I’m looking to learn ceph in a homelab environment, and I just got my HL15, so I’ve got a clean slate storage server to work with. I don’t like the limitations that ZFS has when it comes to arbitrary expansion; in contrast I really like the hybrid raid that Synology provides which self-balances across drives as you add them, similar to what I’ve learned ceph does. I’d like to move away from the closed Synology ecosystem but maintain that powerful feature.

I’m considering making 3 VMs on a single server, using server-level failure domain, and having each one manage 5 drives. I realize this eliminates much of the high availability aspect of server outage since they’re sharing the same motherboard and power supply, but being a homelab, I’m willing to accept that risk. I should still get raid5-like hard drive failure safety if I understand correctly. But, best of all, based on how I understand ceph’s failure domain concept, I could add another physical server down the line, add it to the cluster, let it self-balance, then intentionally kill off one of my VMs, consume the now-unused hard drives with the other 2 VMs, and return to a 3-system cluster, but now with 2 physical servers.

I think this means I could scale infinitely and gradually achieve true high availability once I reach 3 physical servers. Is this concept sound?

I also know that per-drive failure domain is an option to work very similarly to traditional raid, but is it difficult to change failure domain down the line to server-level domain?

Hutch-45Drives · February 23, 2024, 1:06pm

HI @cknolla, what you said is correct. first to answer your question yes you can change the failure domain from OSD to host level on existing data it just requires a lot of rebalancing and shuffling around for it to work.

I am going to suggest although it might not be as good, you could instead simply set a single ceph node using the 1 HL15 for now with OSD failure( a ceph 3rep pool would allow for any 2 of the 15 drives to be lost without issue or do an EC profile). then once you are ready you could grow the cluster to 2 more physical hosts. (this is where my plan isn’t as good because you need to expand by 2 hosts and not 1) this way you do not need to worry about VMs and taking a VM down instead it would all be host level and could then change your rep pool from OSD to host level at this point giving you a full real 3-node ceph cluster with real HA

The idea you had will still work but with the VMs you are adding a lot more overhead and resource usage on the system. instead of only needing to run 1 OS and a few ceph services(minus the drive services for the OSDs) you would be tripping the number of services by using VMs on the 1 HL15 host. not to mention all these services like to use up RAM. With an OSD it is recommended to have 4GB of RAM per OSD. plus you would also have a mon using another 4G and an MGR. the MDS if you are using a file system would also likely use 4G by default nut would likely be increased depending on how much metadata you would have.

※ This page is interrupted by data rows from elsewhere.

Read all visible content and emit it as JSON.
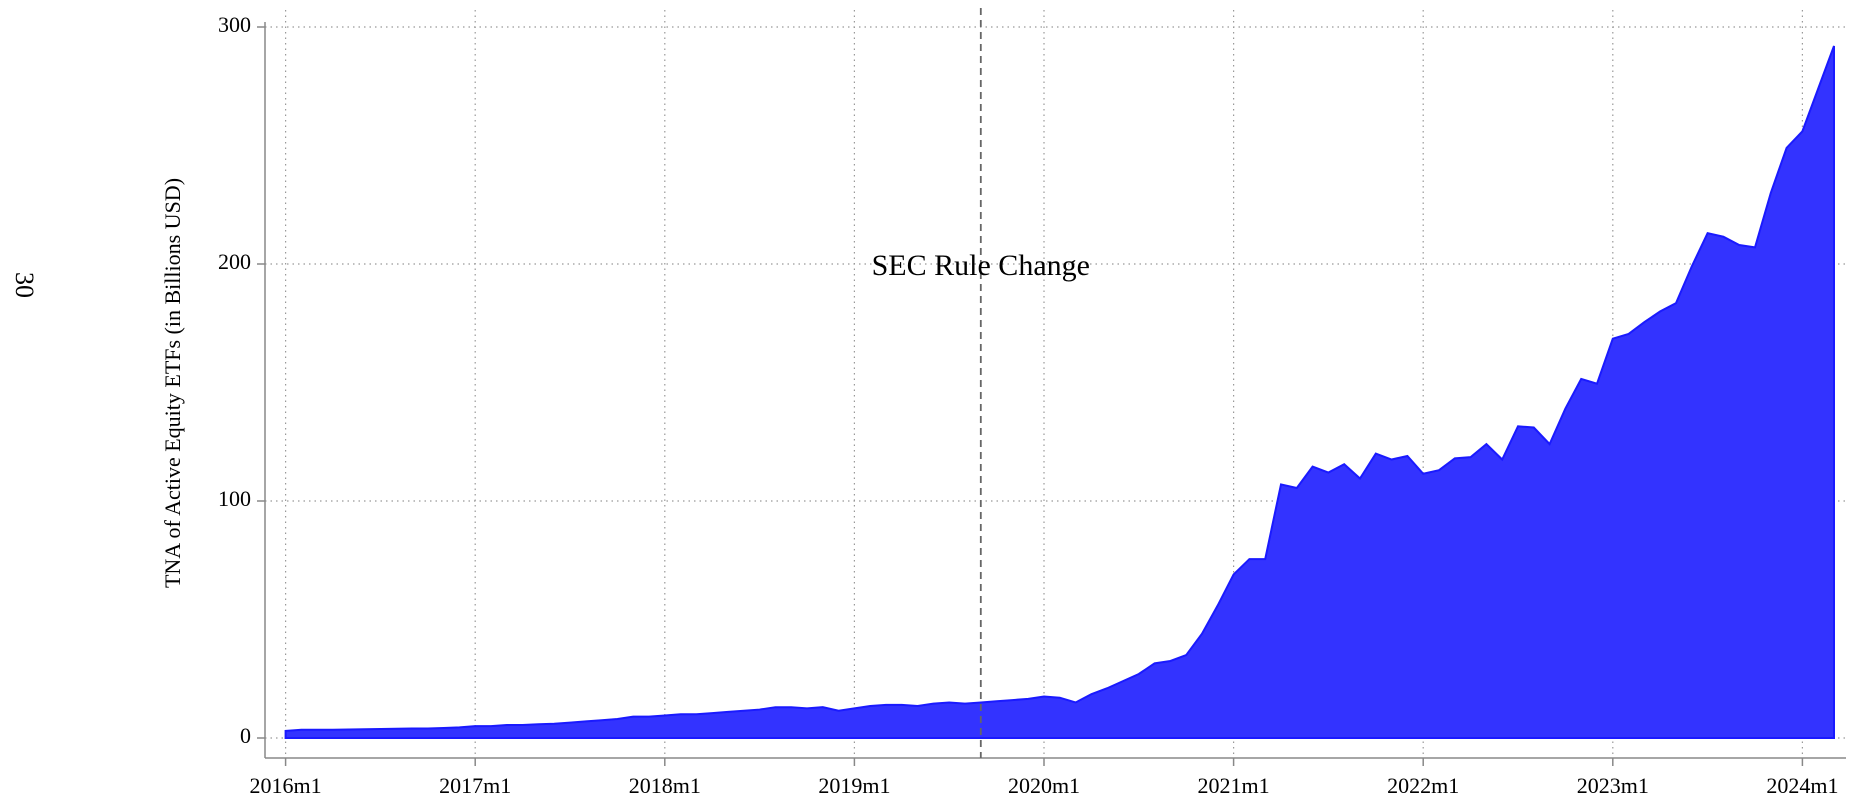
{
  "page_number": "30",
  "chart_data": {
    "type": "area",
    "y_label": "TNA of Active Equity ETFs (in Billions USD)",
    "x": [
      "2016m1",
      "2016m2",
      "2016m3",
      "2016m4",
      "2016m5",
      "2016m6",
      "2016m7",
      "2016m8",
      "2016m9",
      "2016m10",
      "2016m11",
      "2016m12",
      "2017m1",
      "2017m2",
      "2017m3",
      "2017m4",
      "2017m5",
      "2017m6",
      "2017m7",
      "2017m8",
      "2017m9",
      "2017m10",
      "2017m11",
      "2017m12",
      "2018m1",
      "2018m2",
      "2018m3",
      "2018m4",
      "2018m5",
      "2018m6",
      "2018m7",
      "2018m8",
      "2018m9",
      "2018m10",
      "2018m11",
      "2018m12",
      "2019m1",
      "2019m2",
      "2019m3",
      "2019m4",
      "2019m5",
      "2019m6",
      "2019m7",
      "2019m8",
      "2019m9",
      "2019m10",
      "2019m11",
      "2019m12",
      "2020m1",
      "2020m2",
      "2020m3",
      "2020m4",
      "2020m5",
      "2020m6",
      "2020m7",
      "2020m8",
      "2020m9",
      "2020m10",
      "2020m11",
      "2020m12",
      "2021m1",
      "2021m2",
      "2021m3",
      "2021m4",
      "2021m5",
      "2021m6",
      "2021m7",
      "2021m8",
      "2021m9",
      "2021m10",
      "2021m11",
      "2021m12",
      "2022m1",
      "2022m2",
      "2022m3",
      "2022m4",
      "2022m5",
      "2022m6",
      "2022m7",
      "2022m8",
      "2022m9",
      "2022m10",
      "2022m11",
      "2022m12",
      "2023m1",
      "2023m2",
      "2023m3",
      "2023m4",
      "2023m5",
      "2023m6",
      "2023m7",
      "2023m8",
      "2023m9",
      "2023m10",
      "2023m11",
      "2023m12",
      "2024m1",
      "2024m2",
      "2024m3"
    ],
    "values": [
      3,
      3.5,
      3.5,
      3.5,
      3.6,
      3.7,
      3.8,
      3.9,
      4,
      4,
      4.2,
      4.5,
      5,
      5,
      5.5,
      5.5,
      5.8,
      6,
      6.5,
      7,
      7.5,
      8,
      9,
      9,
      9.5,
      10,
      10,
      10.5,
      11,
      11.5,
      12,
      13,
      13,
      12.5,
      13,
      11.5,
      12.5,
      13.5,
      14,
      14,
      13.5,
      14.5,
      15,
      14.5,
      15,
      15.5,
      16,
      16.5,
      17.5,
      17,
      15,
      18.5,
      21,
      24,
      27,
      31.5,
      32.5,
      35,
      44,
      56,
      69,
      75.5,
      75.5,
      107,
      105.5,
      114.5,
      112,
      115.5,
      109.5,
      120,
      117.5,
      119,
      111.5,
      113,
      118,
      118.5,
      124,
      117.5,
      131.5,
      131,
      124,
      139,
      151.5,
      149.5,
      168.5,
      170.5,
      175.5,
      180,
      183.5,
      199,
      213,
      211.5,
      208,
      207,
      230,
      249,
      256,
      274,
      292
    ],
    "color": "#3333ff",
    "ylim": [
      0,
      300
    ],
    "yticks": [
      0,
      100,
      200,
      300
    ],
    "xticks": [
      "2016m1",
      "2017m1",
      "2018m1",
      "2019m1",
      "2020m1",
      "2021m1",
      "2022m1",
      "2023m1",
      "2024m1"
    ],
    "grid": true,
    "annotation": {
      "text": "SEC Rule Change",
      "x": "2019m9"
    }
  }
}
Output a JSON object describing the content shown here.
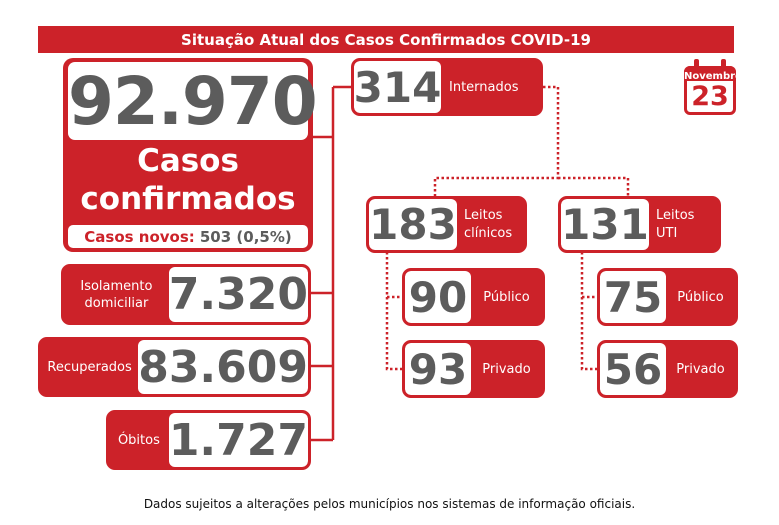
{
  "header": {
    "title": "Situação Atual dos Casos Confirmados COVID-19"
  },
  "calendar": {
    "month": "Novembro",
    "day": "23"
  },
  "confirmed": {
    "value": "92.970",
    "label_line1": "Casos",
    "label_line2": "confirmados",
    "new_label": "Casos novos:",
    "new_value": "503 (0,5%)"
  },
  "isolation": {
    "label_line1": "Isolamento",
    "label_line2": "domiciliar",
    "value": "7.320"
  },
  "recovered": {
    "label": "Recuperados",
    "value": "83.609"
  },
  "deaths": {
    "label": "Óbitos",
    "value": "1.727"
  },
  "hospitalized": {
    "value": "314",
    "label": "Internados"
  },
  "clinical": {
    "value": "183",
    "label_line1": "Leitos",
    "label_line2": "clínicos",
    "public": {
      "value": "90",
      "label": "Público"
    },
    "private": {
      "value": "93",
      "label": "Privado"
    }
  },
  "icu": {
    "value": "131",
    "label_line1": "Leitos",
    "label_line2": "UTI",
    "public": {
      "value": "75",
      "label": "Público"
    },
    "private": {
      "value": "56",
      "label": "Privado"
    }
  },
  "footer": {
    "note": "Dados sujeitos a alterações pelos municípios nos sistemas de informação oficiais."
  },
  "colors": {
    "accent": "#cc2229",
    "number": "#5c5c5c"
  }
}
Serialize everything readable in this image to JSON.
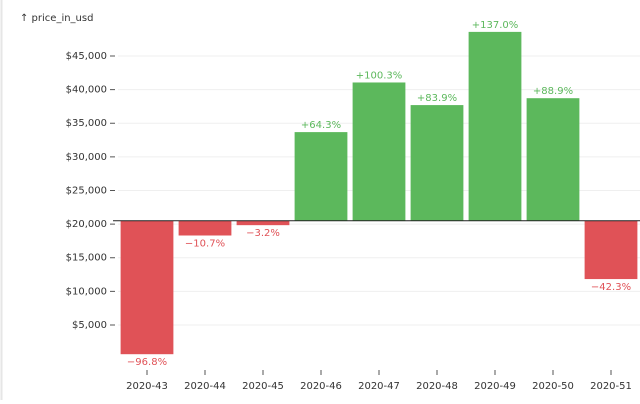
{
  "chart_data": {
    "type": "bar",
    "y_label": "↑ price_in_usd",
    "categories": [
      "2020-43",
      "2020-44",
      "2020-45",
      "2020-46",
      "2020-47",
      "2020-48",
      "2020-49",
      "2020-50",
      "2020-51"
    ],
    "values": [
      656,
      18307,
      19844,
      33682,
      41062,
      37700,
      48585,
      38725,
      11829
    ],
    "value_labels": [
      "−96.8%",
      "−10.7%",
      "−3.2%",
      "+64.3%",
      "+100.3%",
      "+83.9%",
      "+137.0%",
      "+88.9%",
      "−42.3%"
    ],
    "colors": {
      "up": "#5cb85c",
      "down": "#e05257"
    },
    "ylim": [
      -950,
      51840
    ],
    "yticks": [
      {
        "value": 5000,
        "label": "$5,000"
      },
      {
        "value": 10000,
        "label": "$10,000"
      },
      {
        "value": 15000,
        "label": "$15,000"
      },
      {
        "value": 20000,
        "label": "$20,000"
      },
      {
        "value": 25000,
        "label": "$25,000"
      },
      {
        "value": 30000,
        "label": "$30,000"
      },
      {
        "value": 35000,
        "label": "$35,000"
      },
      {
        "value": 40000,
        "label": "$40,000"
      },
      {
        "value": 45000,
        "label": "$45,000"
      }
    ],
    "grid": true
  }
}
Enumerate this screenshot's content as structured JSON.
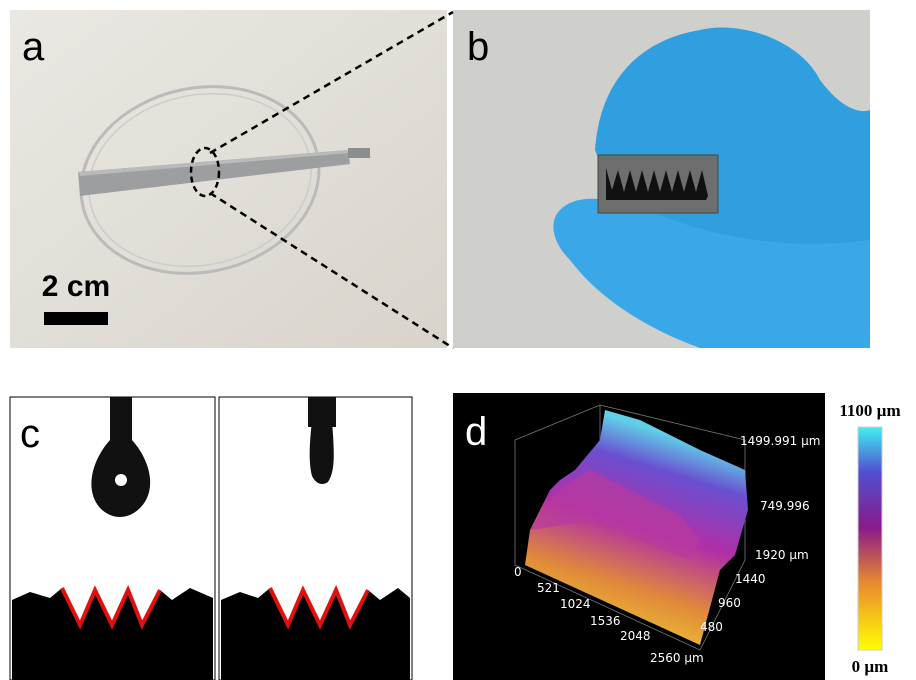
{
  "panels": {
    "a": {
      "label": "a",
      "scale_bar": "2 cm"
    },
    "b": {
      "label": "b"
    },
    "c": {
      "label": "c"
    },
    "d": {
      "label": "d",
      "z_labels": [
        "1499.991 µm",
        "749.996"
      ],
      "y_labels": [
        "1920 µm",
        "1440",
        "960",
        "480"
      ],
      "x_labels": [
        "0",
        "521",
        "1024",
        "1536",
        "2048",
        "2560 µm"
      ],
      "colorbar": {
        "max": "1100 µm",
        "min": "0 µm"
      }
    }
  }
}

When it comes to ceph you need a lot of RAM to be happy.

Also, ceph will not outperform a single server ZFS system so if you are looking for performance maybe ceph is not the answer

cknolla · February 23, 2024, 1:50pm

Thanks for confirming and clarifying Hutch. Definitely a lot to consider there, but thanks for mentioning the RAM requirements as well; I should be good there as I’ll have 192GB. I also built my machine with a Xeon gold 6230, so I’ve got quite a bit of compute to work with. That does make the choice difficult since OSD failure domain makes the most sense starting out, but the switch to host domain would be brutal if I max out the drive bays.
I’m not quite as concerned about performance, so I might be willing to sacrifice that in favor of learning Ceph, but I also appreciate you mentioning that it’s a factor to consider.